Mike McGruder

Profile
- Position: Cornerback

Personal information
- Born: May 6, 1964 (age 62) Cleveland, Ohio, U.S.

Career information
- High school: Cleveland Heights (Cleveland Heights, Ohio)
- College: Kent State

Career history
- 1986–1988: Saskatchewan Roughriders
- 1989: Green Bay Packers
- 1990–1991: Miami Dolphins
- 1992–1993: San Francisco 49ers
- 1994–1995: Tampa Bay Buccaneers
- 1996–1997: New England Patriots
- Stats at Pro Football Reference

= Mike McGruder =

American football player (born 1964)

Mike "Scooter" McGruder (born May 6, 1964) is an American former professional football player who was a cornerback in the National Football League (NFL) and Canadian Football League (CFL). He played college football for the Kent State Golden Flashes.

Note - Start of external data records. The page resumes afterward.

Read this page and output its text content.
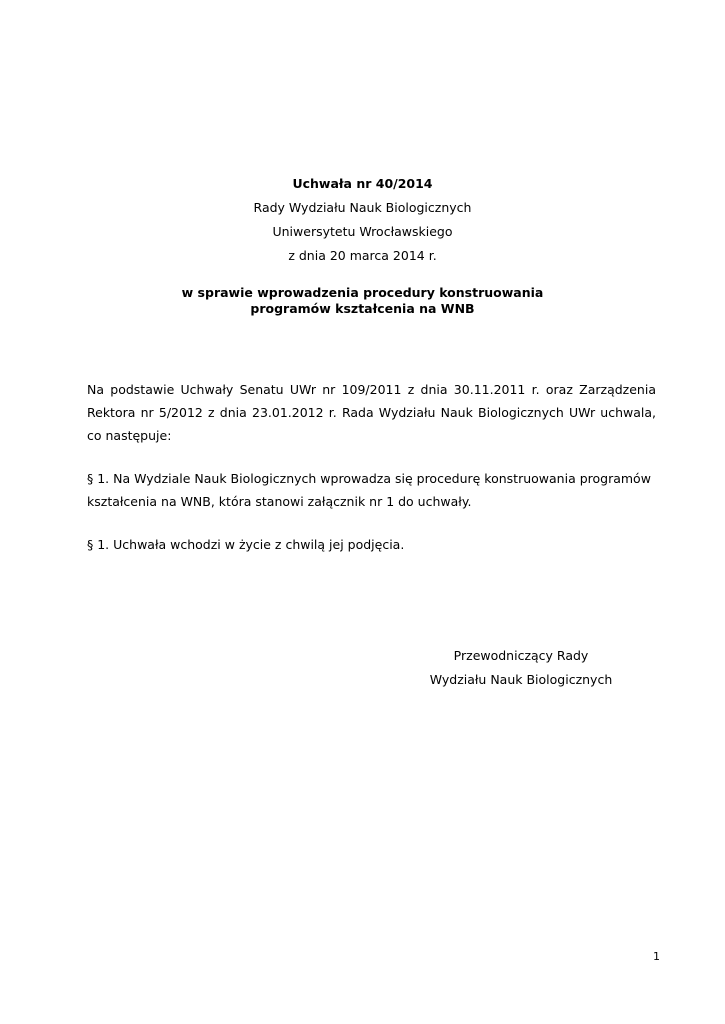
Uchwała nr 40/2014
Rady Wydziału Nauk Biologicznych
Uniwersytetu Wrocławskiego
z dnia 20 marca 2014 r.
w sprawie wprowadzenia procedury konstruowania
programów kształcenia na WNB
Na podstawie Uchwały Senatu UWr nr 109/2011 z dnia 30.11.2011 r. oraz Zarządzenia Rektora nr 5/2012 z dnia 23.01.2012 r. Rada Wydziału Nauk Biologicznych UWr uchwala, co następuje:
§ 1. Na Wydziale Nauk Biologicznych wprowadza się procedurę konstruowania programów kształcenia na WNB, która stanowi załącznik nr 1 do uchwały.
§ 1. Uchwała wchodzi w życie z chwilą jej podjęcia.
Przewodniczący Rady
Wydziału Nauk Biologicznych
1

Over his 12-year career, Mike played in championship games for the Miami Dolphins, the San Francisco 49ers, and in Super Bowl XXXI with the New England Patriots. During Mike's tenure in San Francisco, he became the team captain and led them in interceptions. He also tied for 3rd in the NFC for most interceptions and was selected as an alternate for the NFL Pro Bowl. In 1998, he announced his retirement.

Mike founded Platinum Charities (PC) in 2010.